The Lakers are getting what they deserve from LaVar Ball

The Lakers are getting what they deserve from LaVar Ball

The youngest pair of the Ball kids are in Lithuania, taking a stab at pro basketball far from home. Why do I think this has no chance of working out well?

Of course, ESPN has a crew following the Ball family, much to the chagrin of a lot of people. In fact, Golden State Coach Steve Kerr spoke for many Monday about the coverage of Old Man Ball:

“I was thinking about ESPN, and they laid off, I don’t know, 100 people,” Kerr said. “How many people did they lay off over the last year? Well over 100, many of whom were really talented journalists covering the NBA. So, this is not an ESPN judgment, it’s a societal thing more than anything. Where we’re going is we’re going away from covering the game, and we’re going toward just sensationalized news. It’s not even news, really. It’s just complete nonsense. But if you package that irrational nonsense with glitter and some ribbon, people are going to watch.

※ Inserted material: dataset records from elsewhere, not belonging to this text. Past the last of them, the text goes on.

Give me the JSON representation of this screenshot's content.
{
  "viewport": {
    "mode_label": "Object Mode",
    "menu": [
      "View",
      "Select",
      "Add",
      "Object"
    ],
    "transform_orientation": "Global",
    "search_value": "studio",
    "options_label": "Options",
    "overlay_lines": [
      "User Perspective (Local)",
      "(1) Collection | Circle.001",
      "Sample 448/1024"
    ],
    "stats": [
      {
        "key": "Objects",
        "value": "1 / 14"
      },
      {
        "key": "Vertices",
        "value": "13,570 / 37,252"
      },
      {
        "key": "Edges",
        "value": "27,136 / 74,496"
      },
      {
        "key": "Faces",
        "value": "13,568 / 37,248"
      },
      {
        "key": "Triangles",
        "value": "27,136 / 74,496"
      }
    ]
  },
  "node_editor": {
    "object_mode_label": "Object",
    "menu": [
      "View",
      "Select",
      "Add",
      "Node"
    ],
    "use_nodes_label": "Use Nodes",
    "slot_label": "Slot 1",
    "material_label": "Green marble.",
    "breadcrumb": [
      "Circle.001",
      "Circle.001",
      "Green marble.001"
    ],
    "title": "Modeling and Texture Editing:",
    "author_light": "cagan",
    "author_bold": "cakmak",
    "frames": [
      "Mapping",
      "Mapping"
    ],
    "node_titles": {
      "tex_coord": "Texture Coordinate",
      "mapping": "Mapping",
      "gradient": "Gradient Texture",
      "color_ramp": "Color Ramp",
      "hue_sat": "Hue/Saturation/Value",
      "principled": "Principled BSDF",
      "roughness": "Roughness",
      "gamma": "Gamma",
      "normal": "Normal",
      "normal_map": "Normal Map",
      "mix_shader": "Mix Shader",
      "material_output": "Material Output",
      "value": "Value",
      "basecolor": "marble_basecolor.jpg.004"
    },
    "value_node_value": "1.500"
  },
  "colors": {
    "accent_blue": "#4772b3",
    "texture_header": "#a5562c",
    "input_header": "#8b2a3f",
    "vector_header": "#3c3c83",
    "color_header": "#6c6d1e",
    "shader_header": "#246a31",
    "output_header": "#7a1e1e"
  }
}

“So, I talked to people in the media this year. I said, ‘Why do you guys have to cover that guy?’ And they say, ‘Well, we don’t want to, but our bosses tell us we have to because of the ratings, because of the readership.’ Somewhere, I guess in Lithuania, LaVar Ball is laughing. People are eating out of his hands for no apparent reason, other than that he’s become the Kardashian of the NBA or something.”

I tend to agree with Kerr but I also understand that if news outlets, blogs or websites don't give people what they want, they will soon be out of business. And the public is fascinated by the loud-mouthed father and his impact on his talented sons.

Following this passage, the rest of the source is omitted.